Pour pallier ces éventuelles difficultés et maintenir un lien social et un esprit d’équipe fort, BoondManager organise trois séminaires détente par an avec l’ensemble des salariés. « Il y a un petit côté colonie de vacances, mais cela participe au ciment de l’entreprise et à la cohésion d’équipe », assure Lucie Barreau. Au quotidien, des activités comme des cours de sport, de yoga et de méditation par visioconférence ou des goûters jeux ont lieu chaque semaine sur la base du volontariat. Un « boon café » est aussi organisé le jeudi matin pour faire en sorte que les gens qui ne travaillent pas ensemble au quotidien puissent échanger sur des aspects de vie plus personnels. « Nous communiquons en fait plus que dans des bureaux », conclut Lucie Barreau.

organiser le travail en équipe à distance

Une bascule délicate pour les entreprises traditionnelles

Mais la particularité de cette entreprise est qu’elle a été créée sur ce modèle dès le départ. « Nous sommes très clairs lors du recrutement, explique la responsable marketing et communication. Ce mode de fonctionnement ne correspond pas à tous les profils. Les plus juniors ne sont pas forcément très adaptés à notre structure, car il est préférable d’avoir une certaine maturité et d’avoir déjà un premier vécu dans des bureaux ».

Selon Maxime Robache, « le télétravail à 100% qui s’applique bien à une niche, principalement des entreprises de la tech, paraît difficilement applicable dans des entreprises traditionnelles, avec une forte culture du présentéisme. La loi prévoit en effet que le télétravail repose sur du volontariat. Il faudrait donc que l’ensemble des salariés soient partants pour ce modèle ». Difficile en effet d’imaginer que les 200 000 salariés de PSA souhaitent tous du télétravail à 100% par exemple.

D’autant plus que selon Emilie Vayre, Professeure de Psychologie du Travail et des Organisations à Lyon II, « les modalités du télétravail doivent se faire en concertation au sein d’un dialogue paritaire et collectif en tenant compte des contraintes liées aux individus, aux tâches à effectuer et aux métiers ». Pour elle, « un choix arbitraire d’imposer 100% de télétravail risque de poser plus de problèmes que de bénéfices ».

Des risques pour le management et les salariés

Car le télétravail n’est pas sans conséquence dans toute l’entreprise. Le middle management par exemple est contraint de revoir ses méthodes et sa posture face à des salariés à distance. « Les rapports de pouvoir et de domination au plus haut sommet des entreprises se trouvent bouleversés », précise Frantz Gault.
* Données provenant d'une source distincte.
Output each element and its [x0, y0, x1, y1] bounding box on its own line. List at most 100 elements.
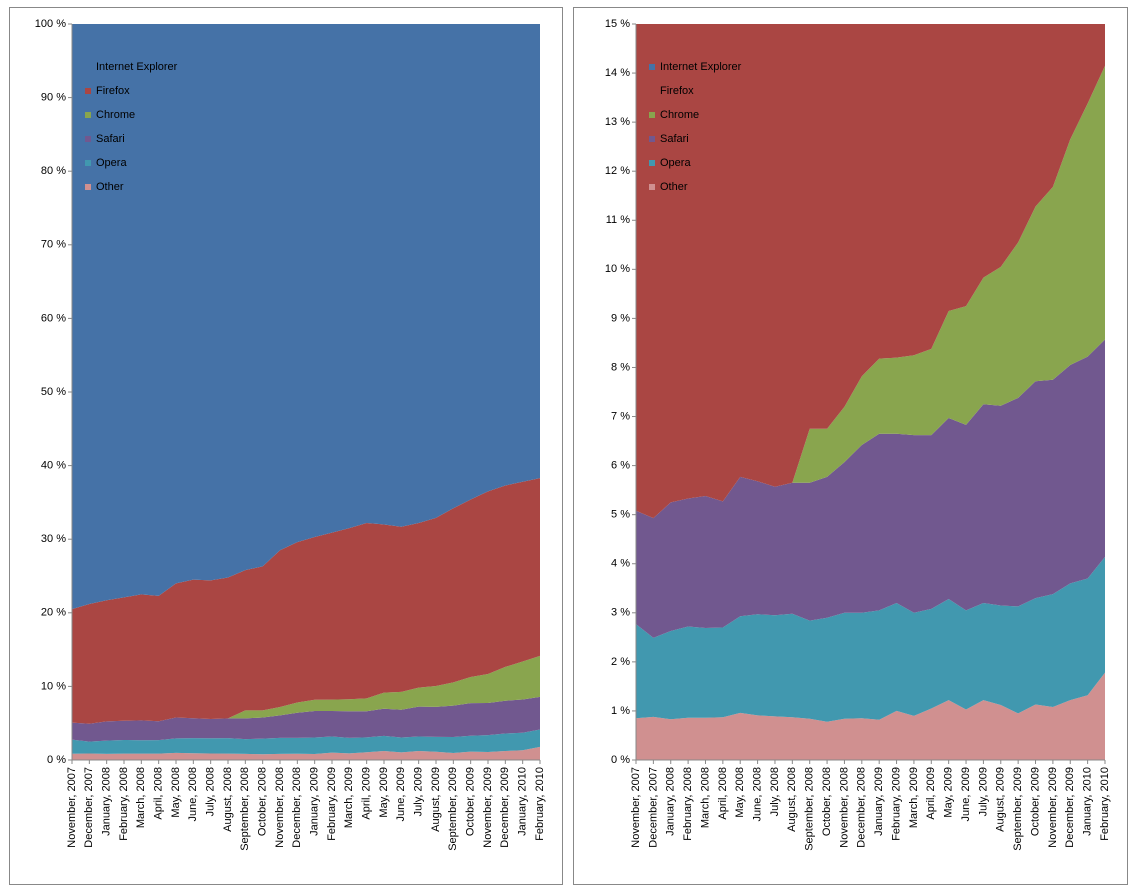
area [72, 746, 540, 760]
y-tick-label: 12 % [605, 165, 630, 177]
legend-label: Other [96, 181, 124, 193]
x-tick-label: May, 2008 [734, 767, 746, 818]
x-tick-label: April, 2008 [717, 767, 729, 820]
x-tick-label: June, 2008 [751, 767, 763, 821]
x-tick-label: October, 2009 [1029, 767, 1041, 836]
x-tick-label: November, 2008 [274, 767, 286, 848]
x-tick-label: July, 2008 [769, 767, 781, 816]
legend-label: Safari [96, 133, 125, 145]
y-tick-label: 60 % [41, 312, 66, 324]
y-tick-label: 14 % [605, 67, 630, 79]
legend-swatch [649, 112, 655, 118]
legend-swatch [649, 88, 655, 94]
x-tick-label: November, 2009 [482, 767, 494, 848]
x-tick-label: March, 2009 [343, 767, 355, 828]
x-tick-label: October, 2008 [821, 767, 833, 836]
x-tick-label: January, 2008 [665, 767, 677, 836]
area [636, 339, 1105, 638]
x-tick-label: August, 2009 [430, 767, 442, 832]
legend-swatch [85, 184, 91, 190]
y-tick-label: 13 % [605, 116, 630, 128]
legend-label: Chrome [660, 109, 699, 121]
x-tick-label: March, 2009 [908, 767, 920, 828]
x-tick-label: November, 2007 [630, 767, 642, 848]
x-tick-label: December, 2007 [83, 767, 95, 848]
x-tick-label: July, 2008 [205, 767, 217, 816]
x-tick-label: January, 2009 [309, 767, 321, 836]
y-tick-label: 1 % [611, 705, 630, 717]
legend-label: Chrome [96, 109, 135, 121]
x-tick-label: February, 2008 [682, 767, 694, 841]
area [72, 655, 540, 724]
legend-label: Firefox [96, 85, 130, 97]
y-tick-label: 4 % [611, 558, 630, 570]
x-tick-label: September, 2009 [447, 767, 459, 851]
y-tick-label: 90 % [41, 92, 66, 104]
y-tick-label: 2 % [611, 656, 630, 668]
chart: 0 % 1 % 2 % 3 % 4 % 5 % 6 % 7 % 8 % 9 % 10 % 11 % 12… [605, 18, 1111, 851]
x-tick-label: April, 2009 [925, 767, 937, 820]
y-tick-label: 0 % [47, 754, 66, 766]
x-tick-label: December, 2007 [647, 767, 659, 848]
y-tick-label: 80 % [41, 165, 66, 177]
chart: 0 % 10 % 20 % 30 % 40 % 50 % 60 % 70 % 80 % 90 % 1… [35, 18, 546, 851]
x-tick-label: August, 2008 [786, 767, 798, 832]
x-tick-label: September, 2008 [239, 767, 251, 851]
y-tick-label: 5 % [611, 509, 630, 521]
x-tick-label: June, 2008 [187, 767, 199, 821]
legend-swatch [649, 64, 655, 70]
y-tick-label: 7 % [611, 410, 630, 422]
legend: Internet Explorer Firefox Chrome Safari Oper… [649, 61, 742, 193]
x-tick-label: April, 2008 [153, 767, 165, 820]
x-tick-label: December, 2008 [291, 767, 303, 848]
y-tick-label: 30 % [41, 533, 66, 545]
x-tick-label: November, 2007 [66, 767, 78, 848]
area [72, 729, 540, 755]
x-tick-label: May, 2008 [170, 767, 182, 818]
x-tick-label: June, 2009 [960, 767, 972, 821]
y-tick-label: 100 % [35, 18, 66, 30]
y-tick-label: 15 % [605, 18, 630, 30]
x-tick-label: February, 2009 [890, 767, 902, 841]
legend-label: Opera [96, 157, 127, 169]
legend-swatch [85, 160, 91, 166]
area [72, 478, 540, 724]
x-tick-label: December, 2009 [499, 767, 511, 848]
legend-swatch [649, 160, 655, 166]
legend-label: Firefox [660, 85, 694, 97]
x-tick-label: November, 2009 [1047, 767, 1059, 848]
x-tick-label: May, 2009 [943, 767, 955, 818]
x-tick-label: January, 2008 [101, 767, 113, 836]
area [636, 65, 1105, 519]
legend-swatch [85, 112, 91, 118]
x-tick-label: February, 2008 [118, 767, 130, 841]
legend: Internet Explorer Firefox Chrome Safari Oper… [85, 61, 178, 193]
x-tick-label: February, 2010 [534, 767, 546, 841]
x-tick-label: November, 2008 [838, 767, 850, 848]
plot-area [636, 24, 1105, 760]
plot-area [72, 24, 540, 760]
area [636, 556, 1105, 722]
y-tick-label: 40 % [41, 460, 66, 472]
y-tick-label: 0 % [611, 754, 630, 766]
legend-label: Safari [660, 133, 689, 145]
x-tick-label: December, 2009 [1064, 767, 1076, 848]
x-tick-label: December, 2008 [856, 767, 868, 848]
y-tick-label: 20 % [41, 607, 66, 619]
x-tick-label: October, 2009 [465, 767, 477, 836]
y-tick-label: 11 % [606, 214, 630, 226]
x-tick-label: July, 2009 [413, 767, 425, 816]
legend-swatch [85, 88, 91, 94]
area [636, 672, 1105, 760]
x-tick-label: June, 2009 [395, 767, 407, 821]
legend-label: Internet Explorer [660, 61, 742, 73]
x-tick-label: May, 2009 [378, 767, 390, 818]
y-tick-label: 50 % [41, 386, 66, 398]
legend-label: Internet Explorer [96, 61, 178, 73]
x-tick-label: July, 2009 [977, 767, 989, 816]
legend-swatch [649, 184, 655, 190]
x-tick-label: September, 2008 [804, 767, 816, 851]
y-tick-label: 3 % [611, 607, 630, 619]
x-tick-label: September, 2009 [1012, 767, 1024, 851]
x-tick-label: August, 2008 [222, 767, 234, 832]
Quant aux risques pour les salariés, ils sont nombreux selon Emilie Vayre. Outre le sentiment d’isolement ou d’exclusion lié au manque de lien social, « le télétravail 100% peut impacter l’évolution de la carrière, car faute de présence, les managers et dirigeants pensent moins à vous pour une promotion. De même, des questions se posent sur la socialisation organisationnelle de l’entreprise, sur le partage de connaissance. Sans compter les risques pour la santé si les individus n’ont pas un espace ou du matériel de qualité pour travailler ».

Une solution intermédiaire : le coworking 

L’avenir du télétravail full remote à grande échelle semble peu florissant. Pour autant, les entreprises peuvent trouver des solutions alternatives pour recréer du lien social et faire sortir leurs salariés de chez eux. « Pour faciliter la bascule des entreprises traditionnelles vers un télétravail 100%, la solution intermédiaire du coworking est envisagée par nombre d’entre elles, précise Frantz Gault. Et pour cause : elle permet de maintenir le lien social sans avoir besoin de locaux coûteux et sans continuer à polluer une planète avec des infrastructures lourdes ».